Súbitamente Jondalar se percató de que habían tratado de gastarle una broma y que él no había sabido seguirla. No le habían lastimado a él y tampoco a Cherunio. No debería haber lastimado a Radonio. Su enojo se evaporó, sustituido por arrepentimiento.
–Yo... no tenía intención de hacerte daño..., yo...
–No la has hecho daño, Jondalar. No tanto –dijo uno de los hombres que habían presenciado la escena–. Y se lo tenía merecido. Siempre organiza líos y provoca molestias.
–Eso quisieras tú, que provocara líos contigo –se enojó una de las jóvenes acudiendo en defensa de Radonio, ahora que habían vuelto las cosas a la normalidad.
–Tal vez creas que a un hombre le gusta que todas se le echen encima, pero no es cierto.
–Mientes –dijo Radonio–. ¿Acaso piensas que no os oímos hacer bromas cuando creéis estar solos? Os he oído hablar de que queríais mujeres, todas a un tiempo. Hasta os he oído decir que deseabais mujeres antes de los Primeros Ritos, cuando sabéis que no se las puede tocar, aunque la Madre las haya preparado ya.
El joven se ruborizó y Radonio aprovechó su ventaja.
–¡Algunos hablan incluso de tomar mujeres cabeza chata!
De repente, destacándose de las sombras, al borde de la fogata, apareció una mujer. Imponía aunque en realidad no tanto por su estatura como por su enorme obesidad; el repliegue asiático de sus ojos revelaba su origen extranjero, al igual que el tatuaje de su rostro, si bien vestía una túnica shamudoi de cuero.
–¡Radonio! –exclamó–. No hay por qué hablar de cosas sucias en un festival en honor de la Madre –entonces Jondalar la reconoció.
–Lo siento, Shamud –dijo Radonio agachando la cabeza. Tenía el rostro colorado de vergüenza y estaba realmente apesadumbrada.
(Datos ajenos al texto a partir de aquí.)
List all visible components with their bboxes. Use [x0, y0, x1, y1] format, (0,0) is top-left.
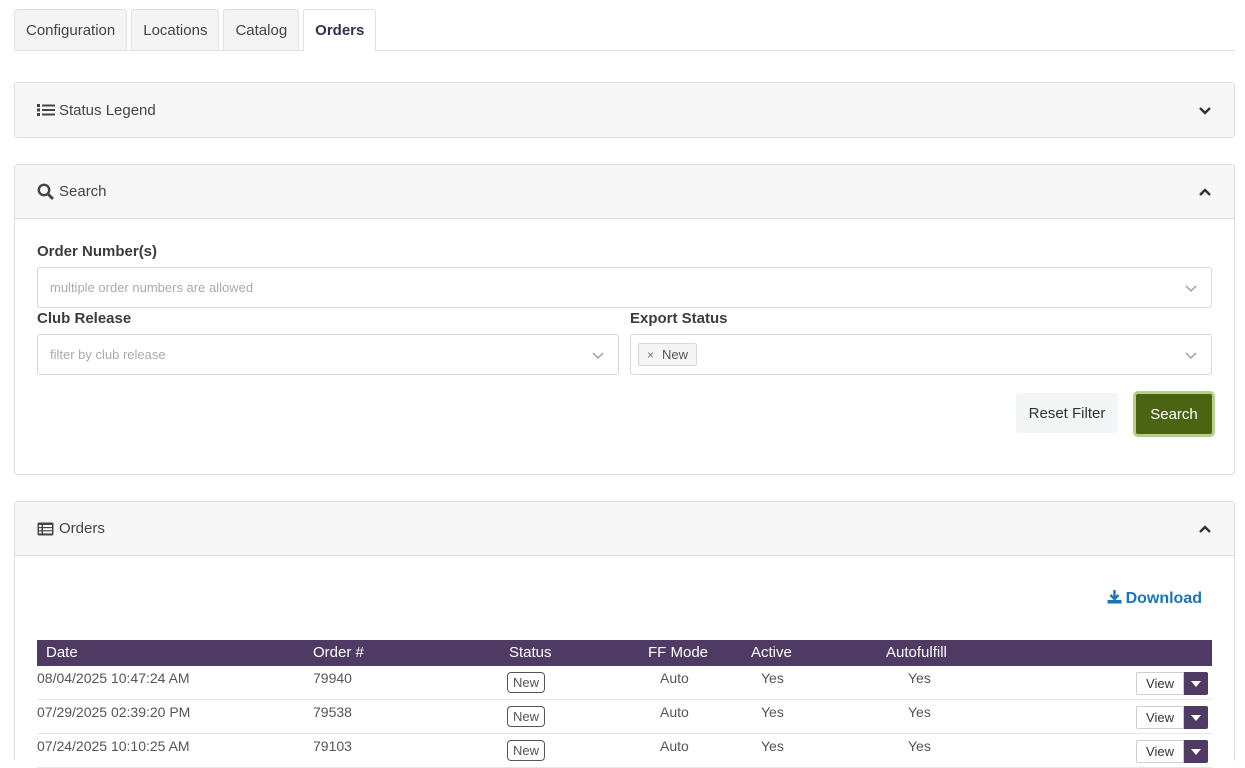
cell-ff-mode: Auto	[660, 738, 689, 754]
club-release-label: Club Release	[37, 310, 132, 327]
status-legend-title: Status Legend	[59, 101, 156, 119]
chevron-down-icon	[1185, 349, 1197, 361]
view-button[interactable]: View	[1136, 740, 1184, 763]
search-icon	[37, 183, 55, 200]
search-panel: Search Order Number(s) multiple order nu…	[14, 164, 1235, 475]
tab-bar: Configuration Locations Catalog Orders	[14, 9, 1235, 51]
caret-down-icon[interactable]	[1184, 740, 1208, 763]
status-badge: New	[507, 706, 546, 727]
reset-filter-button[interactable]: Reset Filter	[1016, 393, 1118, 433]
caret-down-icon[interactable]	[1184, 706, 1208, 729]
download-icon	[1107, 589, 1122, 609]
download-label: Download	[1125, 590, 1202, 607]
list-icon	[37, 102, 55, 118]
table-row: 08/04/2025 10:47:24 AM 79940 New Auto Ye…	[37, 666, 1212, 700]
col-date[interactable]: Date	[46, 644, 78, 661]
chevron-up-icon[interactable]	[1198, 522, 1212, 536]
order-numbers-placeholder: multiple order numbers are allowed	[50, 280, 254, 295]
club-release-placeholder: filter by club release	[50, 347, 166, 362]
status-badge: New	[507, 740, 546, 761]
order-numbers-select[interactable]: multiple order numbers are allowed	[37, 267, 1212, 308]
chevron-down-icon	[1185, 282, 1197, 294]
tag-remove-icon[interactable]: ×	[647, 348, 654, 362]
cell-active: Yes	[761, 670, 784, 686]
chevron-up-icon[interactable]	[1198, 185, 1212, 199]
tab-orders[interactable]: Orders	[303, 9, 377, 51]
cell-ff-mode: Auto	[660, 704, 689, 720]
status-badge: New	[507, 672, 546, 693]
col-ff-mode[interactable]: FF Mode	[648, 644, 708, 661]
cell-autofulfill: Yes	[908, 738, 931, 754]
export-status-tag-label: New	[662, 347, 689, 362]
cell-active: Yes	[761, 704, 784, 720]
cell-autofulfill: Yes	[908, 670, 931, 686]
cell-active: Yes	[761, 738, 784, 754]
orders-header[interactable]: Orders	[15, 502, 1234, 556]
row-actions: View	[1136, 672, 1208, 695]
cell-order-number: 79538	[313, 704, 352, 720]
order-numbers-label: Order Number(s)	[37, 243, 158, 260]
cell-ff-mode: Auto	[660, 670, 689, 686]
row-actions: View	[1136, 740, 1208, 763]
table-row: 07/29/2025 02:39:20 PM 79538 New Auto Ye…	[37, 700, 1212, 734]
table-header: Date Order # Status FF Mode Active Autof…	[37, 640, 1212, 666]
status-legend-header[interactable]: Status Legend	[15, 83, 1234, 137]
search-button[interactable]: Search	[1133, 391, 1215, 437]
cell-date: 08/04/2025 10:47:24 AM	[37, 670, 190, 686]
export-status-select[interactable]: × New	[630, 334, 1212, 375]
search-header[interactable]: Search	[15, 165, 1234, 219]
export-status-tag: × New	[638, 343, 698, 366]
row-actions: View	[1136, 706, 1208, 729]
table-list-icon	[37, 521, 55, 537]
tab-locations[interactable]: Locations	[131, 9, 220, 50]
chevron-down-icon[interactable]	[1198, 103, 1212, 117]
col-autofulfill[interactable]: Autofulfill	[886, 644, 947, 661]
tab-catalog[interactable]: Catalog	[223, 9, 300, 50]
cell-date: 07/24/2025 10:10:25 AM	[37, 738, 190, 754]
view-button[interactable]: View	[1136, 672, 1184, 695]
export-status-label: Export Status	[630, 310, 728, 327]
cell-order-number: 79940	[313, 670, 352, 686]
table-row: 07/24/2025 10:10:25 AM 79103 New Auto Ye…	[37, 734, 1212, 768]
cell-date: 07/29/2025 02:39:20 PM	[37, 704, 191, 720]
col-status[interactable]: Status	[509, 644, 552, 661]
tab-configuration[interactable]: Configuration	[14, 9, 128, 50]
orders-title: Orders	[59, 520, 105, 537]
cell-autofulfill: Yes	[908, 704, 931, 720]
col-order-number[interactable]: Order #	[313, 644, 364, 661]
download-link[interactable]: Download	[1107, 589, 1202, 609]
orders-panel: Orders Download Date Order # Status FF M…	[14, 501, 1235, 768]
caret-down-icon[interactable]	[1184, 672, 1208, 695]
cell-order-number: 79103	[313, 738, 352, 754]
view-button[interactable]: View	[1136, 706, 1184, 729]
search-title: Search	[59, 183, 107, 200]
status-legend-panel: Status Legend	[14, 82, 1235, 138]
chevron-down-icon	[592, 349, 604, 361]
col-active[interactable]: Active	[751, 644, 792, 661]
club-release-select[interactable]: filter by club release	[37, 334, 619, 375]
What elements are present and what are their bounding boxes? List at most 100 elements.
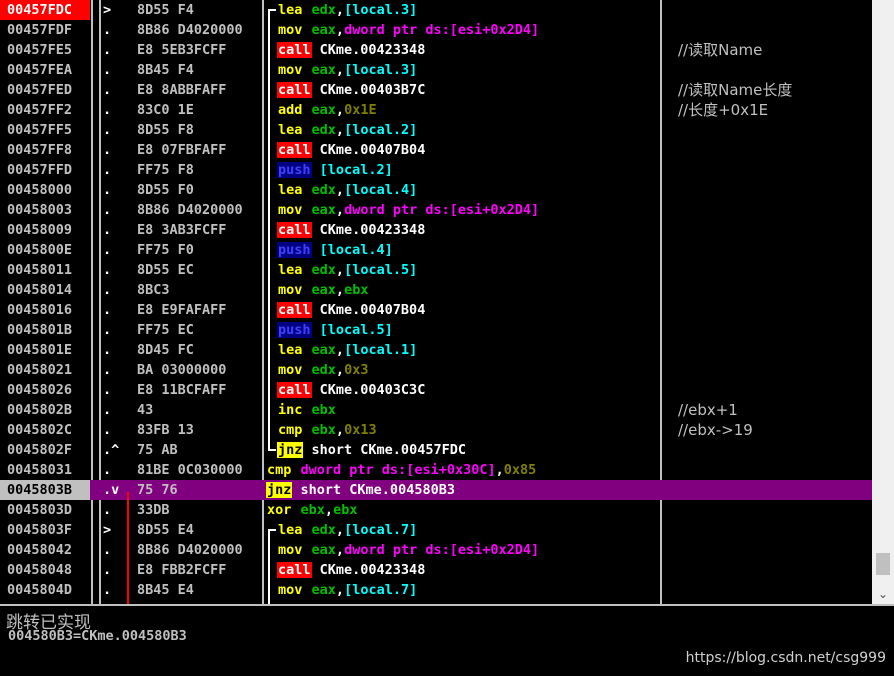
hex-bytes-cell[interactable]: 8D55 E4 [137, 520, 263, 540]
address-cell[interactable]: 00457FF2 [0, 100, 90, 120]
comment-cell[interactable] [678, 280, 868, 300]
comment-cell[interactable] [678, 60, 868, 80]
hex-bytes-cell[interactable]: FF75 F8 [137, 160, 263, 180]
address-cell[interactable]: 00457FFD [0, 160, 90, 180]
comment-cell[interactable] [678, 380, 868, 400]
address-cell[interactable]: 00458026 [0, 380, 90, 400]
address-cell[interactable]: 00457FF5 [0, 120, 90, 140]
hex-bytes-cell[interactable]: 8D55 EC [137, 260, 263, 280]
instruction-cell[interactable]: lea edx,[local.4] [277, 180, 657, 200]
hex-bytes-cell[interactable]: 8D55 F8 [137, 120, 263, 140]
address-cell[interactable]: 00458009 [0, 220, 90, 240]
hex-bytes-cell[interactable]: E8 07FBFAFF [137, 140, 263, 160]
hex-bytes-cell[interactable]: 75 AB [137, 440, 263, 460]
instruction-cell[interactable]: call CKme.00423348 [277, 220, 657, 240]
instruction-row[interactable]: 00457FED. E8 8ABBFAFF call CKme.00403B7C //… [0, 80, 872, 100]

Jondalar se dio cuenta en aquel instante de que era muy joven; todas eran poco más que adolescentes. Él se había portado de un modo abominable.
–Querida –dijo dulcemente la mujer a Radonio–. Al hombre le agrada que le inviten, no que le avasallen.
Jondalar miró más detenidamente a la mujer; él pensaba más o menos igual.
–Pero no íbamos a hacerle daño. Pensábamos que le agradaría... al cabo de un rato.
–Y puede que sí, si os hubiérais mostrado más sutiles. A nadie le gusta que le obliguen. A ti no te gustó cuando creíste que podría forzarte, ¿verdad?
–¡Me hizo daño!
–¿De veras? ¿O más bien te obligó a hacer algo en contra de tu voluntad? ¿Y qué me dices de Cherunio? ¿Ninguna pensó que podríais estar haciéndole daño? No se puede obligar a nadie a disfrutar Placeres. Eso no es hacer honor a la Madre; es abusar de Su Dádiva.
–Shamud, es tu apuesta...
–He interrumpido el juego. Vamos, Radonio, ven. Es el Festival. Mudo quiere que Sus hijos sean felices. Ha sido un incidente sin importancia..., no debe echar a perder tu diversión, querida. El baile se reanuda; anda, ve a bailar.